Still, former Sweetheart employees, a family, get together frequently. A recent reunion dance in the nearby American Legion Hall continued until the tired maintenance man turned off the lights. Ex-workers said they stopped in for a moment and then couldn't bear to leave.

Indeed, as many former employees try to move on from Maryland Cup, the closeness created by "Uncle Joe", is a formidable barrier for employees confronting the harsh modern world. "Who wants me?" wonders 60-year-old Virginia Staponites, whose only job has been in Wilmington for Sweetheart. "It was my life."


1911: Predecessor to Maryland Cup founded in Boston by Joseph Shapiro and his three brothers. Company sells ice cream, then expands to bake ice cream cones

Headquarters moves to Baltimore

1932-1936: Company diversifies, making matches and straws. Sweetheart, the name used on products, is inspired by picture of two children using straws to drink a milkshake from the same glass.

1947: Company executives vote, 14-to-1, against entering the cup business. But Joseph Shapiro votes yes - and the cup business is born.

1961: Maryland Cup goes public, consolidating 32 companies controlled by Shapiro family members.

1968: Joseph Shapiro dies.

1983: Maryland Cup bought by Fort Howard, a Wisconsin-based paper manufacturer. At the time, Maryland Cup has 33 plants, more than 10,000 employees and a net worth of $250 million.

1983-1985: Fort Howard boosts capital spending in cup

business, while cutting costs through layoffs.

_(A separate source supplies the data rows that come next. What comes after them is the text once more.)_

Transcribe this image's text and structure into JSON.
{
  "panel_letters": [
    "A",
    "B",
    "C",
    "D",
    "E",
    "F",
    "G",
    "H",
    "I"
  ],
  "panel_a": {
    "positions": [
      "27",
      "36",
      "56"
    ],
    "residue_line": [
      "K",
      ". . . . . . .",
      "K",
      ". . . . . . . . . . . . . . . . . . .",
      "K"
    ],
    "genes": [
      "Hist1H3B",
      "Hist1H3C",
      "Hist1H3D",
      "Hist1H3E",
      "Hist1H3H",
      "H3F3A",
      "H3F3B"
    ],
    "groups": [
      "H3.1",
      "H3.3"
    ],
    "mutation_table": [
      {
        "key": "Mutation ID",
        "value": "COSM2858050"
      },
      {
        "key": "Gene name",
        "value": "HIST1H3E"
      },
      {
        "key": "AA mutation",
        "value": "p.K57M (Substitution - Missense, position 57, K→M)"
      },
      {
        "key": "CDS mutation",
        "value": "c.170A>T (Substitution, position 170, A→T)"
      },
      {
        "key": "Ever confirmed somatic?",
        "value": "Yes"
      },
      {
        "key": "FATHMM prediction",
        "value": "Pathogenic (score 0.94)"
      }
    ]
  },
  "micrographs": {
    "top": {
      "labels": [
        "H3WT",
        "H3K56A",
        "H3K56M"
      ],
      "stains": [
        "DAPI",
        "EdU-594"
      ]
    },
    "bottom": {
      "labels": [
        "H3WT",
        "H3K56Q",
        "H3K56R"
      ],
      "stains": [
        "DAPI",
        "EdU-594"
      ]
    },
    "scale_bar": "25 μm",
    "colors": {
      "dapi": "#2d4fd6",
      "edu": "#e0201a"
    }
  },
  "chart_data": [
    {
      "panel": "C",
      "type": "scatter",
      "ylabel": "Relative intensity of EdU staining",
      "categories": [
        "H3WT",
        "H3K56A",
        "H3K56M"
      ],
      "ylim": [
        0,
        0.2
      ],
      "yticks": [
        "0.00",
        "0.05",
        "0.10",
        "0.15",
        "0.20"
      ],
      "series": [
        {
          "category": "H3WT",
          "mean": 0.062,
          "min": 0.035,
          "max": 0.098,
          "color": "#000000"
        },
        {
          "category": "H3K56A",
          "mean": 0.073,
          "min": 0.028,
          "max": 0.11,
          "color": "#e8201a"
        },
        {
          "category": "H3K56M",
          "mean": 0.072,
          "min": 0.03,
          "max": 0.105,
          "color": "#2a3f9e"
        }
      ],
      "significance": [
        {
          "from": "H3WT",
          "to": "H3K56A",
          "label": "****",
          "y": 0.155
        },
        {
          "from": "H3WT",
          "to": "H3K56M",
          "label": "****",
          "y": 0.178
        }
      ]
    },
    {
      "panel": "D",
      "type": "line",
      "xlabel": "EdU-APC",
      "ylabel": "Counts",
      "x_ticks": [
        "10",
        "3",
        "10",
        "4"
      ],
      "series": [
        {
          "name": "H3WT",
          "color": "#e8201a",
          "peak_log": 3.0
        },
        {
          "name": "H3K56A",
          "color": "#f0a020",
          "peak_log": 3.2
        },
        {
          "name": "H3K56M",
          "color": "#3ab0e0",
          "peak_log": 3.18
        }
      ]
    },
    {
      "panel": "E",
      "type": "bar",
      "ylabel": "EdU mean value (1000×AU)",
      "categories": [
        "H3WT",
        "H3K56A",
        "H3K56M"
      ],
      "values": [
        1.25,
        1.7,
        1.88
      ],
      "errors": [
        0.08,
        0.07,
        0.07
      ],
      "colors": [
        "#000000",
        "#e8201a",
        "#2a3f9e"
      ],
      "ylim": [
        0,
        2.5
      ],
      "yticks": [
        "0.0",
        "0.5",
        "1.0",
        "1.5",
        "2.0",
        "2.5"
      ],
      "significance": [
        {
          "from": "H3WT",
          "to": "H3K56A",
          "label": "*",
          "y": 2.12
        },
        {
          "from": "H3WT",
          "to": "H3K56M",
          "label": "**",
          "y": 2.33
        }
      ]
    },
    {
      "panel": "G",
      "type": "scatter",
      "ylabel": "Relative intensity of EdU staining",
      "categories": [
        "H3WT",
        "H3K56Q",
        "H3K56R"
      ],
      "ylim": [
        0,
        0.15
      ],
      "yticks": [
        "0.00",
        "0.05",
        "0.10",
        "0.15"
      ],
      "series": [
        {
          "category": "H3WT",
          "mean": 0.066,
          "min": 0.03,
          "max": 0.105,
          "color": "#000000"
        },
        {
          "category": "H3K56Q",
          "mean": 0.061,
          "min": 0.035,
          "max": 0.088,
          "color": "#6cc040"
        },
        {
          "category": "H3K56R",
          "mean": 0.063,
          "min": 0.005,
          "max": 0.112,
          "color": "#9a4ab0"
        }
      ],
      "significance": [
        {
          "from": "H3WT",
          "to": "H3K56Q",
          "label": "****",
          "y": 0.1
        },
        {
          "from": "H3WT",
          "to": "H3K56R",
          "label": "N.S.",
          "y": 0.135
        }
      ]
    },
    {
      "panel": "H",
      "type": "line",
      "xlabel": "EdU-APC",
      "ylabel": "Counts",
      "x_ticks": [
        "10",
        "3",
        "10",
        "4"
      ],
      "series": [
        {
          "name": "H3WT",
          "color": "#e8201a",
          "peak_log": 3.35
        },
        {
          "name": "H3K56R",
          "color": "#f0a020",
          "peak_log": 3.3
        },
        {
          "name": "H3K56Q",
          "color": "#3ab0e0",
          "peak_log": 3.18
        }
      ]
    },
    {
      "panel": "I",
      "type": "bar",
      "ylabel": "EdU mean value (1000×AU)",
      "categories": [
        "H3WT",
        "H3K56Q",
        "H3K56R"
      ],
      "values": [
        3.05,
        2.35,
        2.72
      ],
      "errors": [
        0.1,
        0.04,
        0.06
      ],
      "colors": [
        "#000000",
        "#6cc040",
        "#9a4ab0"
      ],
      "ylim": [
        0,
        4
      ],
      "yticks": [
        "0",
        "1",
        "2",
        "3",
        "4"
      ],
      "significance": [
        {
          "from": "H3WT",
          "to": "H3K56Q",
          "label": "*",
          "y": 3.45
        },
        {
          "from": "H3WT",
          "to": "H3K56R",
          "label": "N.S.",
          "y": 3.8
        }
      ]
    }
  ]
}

1986: Customer service deteriorates and cup sales start to slide. Fort Howard acquires Lily-Tulip, cup-maker with net worth of $108 million.

1988: Fort Howard itself acquired in leveraged buyout by Morgan Stanley for $3.9 billion.

1989: Fort Howard spins off cup business as Sweetheart Holdings. Business has 15 U.S. factories and more than 8,000 employees.

1991: Sweetheart turns a profit on operations, but saddled by debt, net worth falls to -$95 Million.